KBD doesn't just make one decision; it thinks in two timeframes:

  • The Macro Stage (The Daily Plan):
    Imagine you are the Head Manager who wakes up every morning. You look at the forecast, check your bank account, and decide, "Today, we should aim to sell 500 cups at an average price of $2."

    • The Innovation: Instead of just guessing, this manager uses Human Wisdom (Expert Knowledge). It knows that if you lower the price too much, you might sell a lot but lose money. It uses a special "Price-Volume Map" that is built with rules humans have learned over years (e.g., "price goes down, volume goes up, but not forever"). This ensures the daily plan is realistic and safe, even if there isn't much data yet.
  • The Micro Stage (The Hourly Hustle):
    Now, imagine the Floor Manager who is actually standing at the stand. Every hour, they look at the crowd. Is it raining? Is a bus stopping nearby? Are people rushing? They tweak the price slightly up or down based on what's happening right now.

    • The Innovation: This manager uses a Decision Transformer (DT). Think of this as a "Time-Traveler." Instead of just looking at the last 5 minutes, it simulates the next 24 hours. It asks, "If I lower the price now, will I run out of money by 5 PM?" It optimizes for the whole day, not just the next minute.

2. The Secret Sauce: The "Two-Brain" System (Dual-Process Control)

This is the most creative part of the paper. The authors realized that sometimes the "Time-Traveler" (the AI) gets confused. Maybe a surprise parade happens, or a new product launches, and the AI's past data doesn't match the present.

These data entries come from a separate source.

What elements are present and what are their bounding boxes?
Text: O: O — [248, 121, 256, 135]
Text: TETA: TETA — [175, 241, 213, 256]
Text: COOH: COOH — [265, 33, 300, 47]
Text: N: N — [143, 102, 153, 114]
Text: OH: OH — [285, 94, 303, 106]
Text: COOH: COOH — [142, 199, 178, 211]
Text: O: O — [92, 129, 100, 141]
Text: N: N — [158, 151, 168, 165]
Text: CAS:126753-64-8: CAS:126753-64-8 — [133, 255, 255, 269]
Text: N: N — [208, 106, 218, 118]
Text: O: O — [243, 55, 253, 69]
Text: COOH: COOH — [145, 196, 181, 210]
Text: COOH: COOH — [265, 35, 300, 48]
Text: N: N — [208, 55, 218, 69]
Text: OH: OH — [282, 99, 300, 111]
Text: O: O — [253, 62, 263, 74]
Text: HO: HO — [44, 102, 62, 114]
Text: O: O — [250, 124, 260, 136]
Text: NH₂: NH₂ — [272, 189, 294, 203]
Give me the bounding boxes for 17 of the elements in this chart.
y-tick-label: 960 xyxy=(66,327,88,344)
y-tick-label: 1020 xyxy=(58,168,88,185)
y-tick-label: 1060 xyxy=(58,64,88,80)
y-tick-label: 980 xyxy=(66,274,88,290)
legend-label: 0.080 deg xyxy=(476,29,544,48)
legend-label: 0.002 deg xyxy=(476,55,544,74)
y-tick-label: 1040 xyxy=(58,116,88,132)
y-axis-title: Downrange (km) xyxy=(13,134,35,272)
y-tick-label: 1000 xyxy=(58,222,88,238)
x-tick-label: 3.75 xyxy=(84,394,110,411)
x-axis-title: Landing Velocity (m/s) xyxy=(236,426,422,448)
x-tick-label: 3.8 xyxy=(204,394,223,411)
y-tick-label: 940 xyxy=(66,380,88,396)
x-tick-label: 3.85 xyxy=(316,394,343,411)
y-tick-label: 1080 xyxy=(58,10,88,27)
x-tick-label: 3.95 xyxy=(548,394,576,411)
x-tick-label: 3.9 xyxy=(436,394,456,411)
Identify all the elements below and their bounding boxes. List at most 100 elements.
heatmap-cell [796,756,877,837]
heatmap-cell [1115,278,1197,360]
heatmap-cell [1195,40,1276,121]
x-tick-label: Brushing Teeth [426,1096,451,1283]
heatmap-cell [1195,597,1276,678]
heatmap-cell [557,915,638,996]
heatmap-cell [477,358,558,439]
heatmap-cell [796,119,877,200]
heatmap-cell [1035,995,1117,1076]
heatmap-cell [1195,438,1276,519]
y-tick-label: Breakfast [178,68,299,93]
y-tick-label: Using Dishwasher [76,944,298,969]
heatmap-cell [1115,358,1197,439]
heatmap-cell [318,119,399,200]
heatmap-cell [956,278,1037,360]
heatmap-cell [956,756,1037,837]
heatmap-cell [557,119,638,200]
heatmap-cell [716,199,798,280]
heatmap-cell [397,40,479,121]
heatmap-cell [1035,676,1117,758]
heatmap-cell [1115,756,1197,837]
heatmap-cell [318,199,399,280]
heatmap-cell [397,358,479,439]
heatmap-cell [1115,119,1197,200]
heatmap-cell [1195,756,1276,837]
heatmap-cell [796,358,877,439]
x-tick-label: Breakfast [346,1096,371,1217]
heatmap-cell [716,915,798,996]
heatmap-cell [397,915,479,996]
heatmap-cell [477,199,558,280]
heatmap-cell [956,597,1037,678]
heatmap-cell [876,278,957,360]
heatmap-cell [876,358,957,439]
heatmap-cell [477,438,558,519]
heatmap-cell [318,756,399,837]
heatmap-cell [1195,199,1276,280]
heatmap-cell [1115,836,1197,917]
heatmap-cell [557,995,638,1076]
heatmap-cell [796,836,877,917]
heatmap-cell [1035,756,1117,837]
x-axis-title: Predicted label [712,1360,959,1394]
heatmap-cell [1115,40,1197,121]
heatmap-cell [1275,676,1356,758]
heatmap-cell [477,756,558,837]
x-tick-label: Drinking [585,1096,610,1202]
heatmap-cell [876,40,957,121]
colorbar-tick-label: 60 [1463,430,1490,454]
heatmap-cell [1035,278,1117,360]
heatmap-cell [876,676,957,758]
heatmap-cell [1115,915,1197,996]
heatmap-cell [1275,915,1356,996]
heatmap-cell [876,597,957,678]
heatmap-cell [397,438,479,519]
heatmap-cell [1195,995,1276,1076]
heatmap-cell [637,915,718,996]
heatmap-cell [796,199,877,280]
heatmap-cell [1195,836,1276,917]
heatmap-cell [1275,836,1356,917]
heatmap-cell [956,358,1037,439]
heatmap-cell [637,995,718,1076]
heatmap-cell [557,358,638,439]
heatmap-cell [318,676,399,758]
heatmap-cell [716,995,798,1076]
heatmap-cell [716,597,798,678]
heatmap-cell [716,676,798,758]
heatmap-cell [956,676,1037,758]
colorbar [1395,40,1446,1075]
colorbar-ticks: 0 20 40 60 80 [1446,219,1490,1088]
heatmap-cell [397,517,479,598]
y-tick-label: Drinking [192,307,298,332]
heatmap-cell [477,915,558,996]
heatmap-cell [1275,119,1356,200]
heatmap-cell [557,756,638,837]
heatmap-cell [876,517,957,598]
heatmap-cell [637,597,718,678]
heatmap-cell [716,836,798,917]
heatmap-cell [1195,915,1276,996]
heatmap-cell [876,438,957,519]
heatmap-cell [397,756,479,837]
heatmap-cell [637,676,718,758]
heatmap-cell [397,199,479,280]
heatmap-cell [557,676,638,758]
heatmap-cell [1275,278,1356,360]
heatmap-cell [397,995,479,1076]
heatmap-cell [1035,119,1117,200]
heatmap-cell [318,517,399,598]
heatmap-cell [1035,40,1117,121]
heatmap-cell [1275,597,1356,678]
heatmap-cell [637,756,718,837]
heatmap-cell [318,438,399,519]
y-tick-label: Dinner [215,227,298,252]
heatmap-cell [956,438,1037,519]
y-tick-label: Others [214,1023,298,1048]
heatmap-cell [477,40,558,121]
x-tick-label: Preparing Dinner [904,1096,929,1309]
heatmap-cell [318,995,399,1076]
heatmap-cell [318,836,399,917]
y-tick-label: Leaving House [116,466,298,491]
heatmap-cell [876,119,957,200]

It might make a crazy mistake.

To fix this, they added a Second Brain based on how humans think:

  • System 1 (The Reflex Brain - PID Controller):
    This is your knee-jerk reaction. If you see a fire, you run. If your spending is getting too fast, this "Reflex Brain" immediately hits the brakes. It's a simple, rule-based calculator that says, "We are spending too fast, slow down!" It's fast, reliable, and never panics.
  • System 2 (The Thinking Brain - The AI):
    This is the slow, deep thinker. It analyzes complex patterns and plans for the future. It's smart but can be slow or make mistakes when things are weird.

How they work together:
The system fuses these two.

  • When things are normal, the Thinking Brain (AI) takes the lead, making smart, long-term bets.
  • When things get weird (like a sudden storm or a viral trend), the Reflex Brain steps in. It acts as a safety net. If the AI gets too excited or confused, the Reflex Brain gently pulls the reins back to keep you safe.

3. Why is this better than the old way?

  • Old Way (Black Box): The computer just memorized the past. If the past changed, the computer crashed or made bad bets. It was like driving a car with your eyes closed, hoping the road doesn't change.
  • KBD (Knowledge-Informed):
    1. It respects human rules: It knows that "more sales usually mean lower prices" and builds that rule into its brain from day one.
    2. It thinks ahead: It doesn't just win the next auction; it plans the whole day's strategy.
    3. It has a safety net: By combining the smart AI with a simple, reliable rule-based system, it can handle sudden changes (like a holiday sale) without losing money.

The Result

In their tests (simulated and real-world), this "Two-Brain" manager made more money and stayed within budget much better than the old methods. It was especially good at handling "surprises" where other systems failed.

In short: KBD is like hiring a brilliant strategist who plans the whole week, paired with a vigilant guard who keeps an eye on the clock and the wallet, ensuring you never overspend even when the world gets crazy.